Fouad Ajami, senior fellow at the Hoover Institution and the cochair of the Herbert and Jane Dwight Working Group on Islamism and the International Order, gave a talk titled “Hubris Undone: The Islamic Tutorial of Barack Obama.” Ajami began his talk with a short clip from a video titled Class Dismissed, a 2009 documentary by Adam B. Ellick profiling Malala Yousafzai, a Pakistani girl whose school was shut down by the Taliban and, because of her speaking out in thevideo, was shot on a school bus and is currently fighting for her life. Ajami used this video to show the “true story of the Islamic world.” He went on to discuss Obama’s foreign policy and engagement in the Islamic world, the war in Afghanistan, the past and current polls, and Syria, the main subject of his book The Syrian Rebellion (Hoover Institution Press 2012).

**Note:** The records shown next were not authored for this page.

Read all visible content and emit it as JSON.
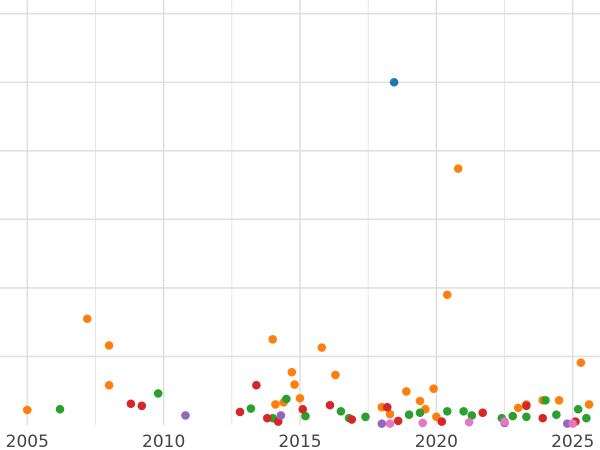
{
  "chart_data": {
    "type": "scatter",
    "title": "",
    "xlabel": "",
    "ylabel": "",
    "x_ticks": [
      "2005",
      "2010",
      "2015",
      "2020",
      "2025"
    ],
    "x_tick_values": [
      2005,
      2010,
      2015,
      2020,
      2025
    ],
    "xlim": [
      2004.0,
      2026.0
    ],
    "ylim": [
      0,
      62
    ],
    "y_gridlines": [
      10,
      20,
      30,
      40,
      50,
      60
    ],
    "grid": true,
    "legend": "none",
    "series_colors": {
      "blue": "#1f77b4",
      "orange": "#ff7f0e",
      "green": "#2ca02c",
      "red": "#d62728",
      "purple": "#9467bd",
      "pink": "#e377c2"
    },
    "series": [
      {
        "color": "#1f77b4",
        "x": [
          2018.45
        ],
        "y": [
          50.0
        ]
      },
      {
        "color": "#ff7f0e",
        "x": [
          2005.0,
          2007.2,
          2008.0,
          2008.0,
          2014.0,
          2014.1,
          2014.4,
          2014.7,
          2014.8,
          2015.0,
          2015.8,
          2016.3,
          2018.0,
          2018.3,
          2018.9,
          2019.4,
          2019.6,
          2019.9,
          2020.0,
          2020.4,
          2020.8,
          2023.0,
          2023.3,
          2023.9,
          2024.5,
          2025.3,
          2025.6
        ],
        "y": [
          2.2,
          15.5,
          11.6,
          5.8,
          12.5,
          3.0,
          3.3,
          7.7,
          5.9,
          3.9,
          11.3,
          7.3,
          2.6,
          1.6,
          4.9,
          3.5,
          2.3,
          5.3,
          1.2,
          19.0,
          37.4,
          2.5,
          3.0,
          3.6,
          3.6,
          9.1,
          3.0
        ]
      },
      {
        "color": "#2ca02c",
        "x": [
          2006.2,
          2009.8,
          2013.2,
          2014.0,
          2014.5,
          2015.2,
          2016.5,
          2016.8,
          2017.4,
          2019.0,
          2019.4,
          2020.4,
          2021.0,
          2021.3,
          2022.4,
          2022.8,
          2023.3,
          2024.0,
          2024.4,
          2025.2,
          2025.5
        ],
        "y": [
          2.3,
          4.6,
          2.4,
          1.0,
          3.8,
          1.3,
          2.0,
          1.0,
          1.2,
          1.5,
          1.8,
          2.0,
          2.0,
          1.4,
          1.0,
          1.3,
          1.2,
          3.6,
          1.5,
          2.3,
          1.0
        ]
      },
      {
        "color": "#d62728",
        "x": [
          2008.8,
          2009.2,
          2012.8,
          2013.4,
          2013.8,
          2014.2,
          2015.1,
          2016.1,
          2016.9,
          2018.2,
          2018.6,
          2020.2,
          2021.7,
          2023.3,
          2023.9,
          2025.1
        ],
        "y": [
          3.1,
          2.8,
          1.9,
          5.8,
          1.0,
          0.5,
          2.3,
          2.9,
          0.8,
          2.6,
          0.6,
          0.5,
          1.8,
          2.8,
          1.0,
          0.5
        ]
      },
      {
        "color": "#9467bd",
        "x": [
          2010.8,
          2014.3,
          2018.0,
          2022.5,
          2024.8
        ],
        "y": [
          1.4,
          1.4,
          0.2,
          0.3,
          0.2
        ]
      },
      {
        "color": "#e377c2",
        "x": [
          2018.3,
          2019.5,
          2021.2,
          2022.5,
          2025.0
        ],
        "y": [
          0.2,
          0.3,
          0.4,
          0.5,
          0.2
        ]
      }
    ]
  }
}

John Cochrane, a professor of finance at the University of Chicago’s Booth School of Business and a senior fellow at the Hoover Institution, discussed Dodd-Frank in his talk titled “Toward a Run-Free Financial System: How to Repeal and Replace Dodd–Frank.” Cochrane, in explaining financial regulation and the Dodd-Frank bill, talked about how resolution authority was a central part of the bill. He went on to explain that the problem in the financial crisis was that the central feature was “the run.” “Without a run, you don’t have a crisis,” stated Cochrane. The run included three ingredients: contracts that promise fixed value, the act of pulling out of a bank, thus making the bank weaker, and social costs. His examples included short-term debt and the current $16 trillion debt.

The event concluded with a panel discussion on the “Public Opinion and the Race to 270” that included David Brady, deputy director and Davies Family Senior Fellow at the Hoover Institution; Douglas Rivers, senior fellow at the Hoover Institution and a professor of political science at Stanford University; and Daron Shaw, a University Distinguished Teaching Professor in the Department of Government at the University of Texas, Austin, where he teaches courses on American government, campaigns and elections, political parties, and public opinion and voting behavior. Brady’s remarks concerned the upcoming election and how the candidates performed during the debates. He then introduced his fellow panelists, Rivers and Shaw. Rivers used Powerpoint slides to illustrate the political science literature on the state of the economy and both charts and figures to show the state of the economy, candidate perceptions according to the polls, the polls before and after the debate, and his prediction on the race to 270 electoral votes. Shaw concluded the panel discussion with three main points: “Macro-factors do not point decisively one way or the other. Obama has more pathways to victory, but Romney’s situation has improved in the past two weeks. Romney has outworked Obama, [but] Obama has outspent Romney.”  Shaw also used bar graphs and charts to depict the voting differences between Democrats and Republicans and illustrated the Electoral College strategy with colored maps that painted a possible picture of the upcoming election.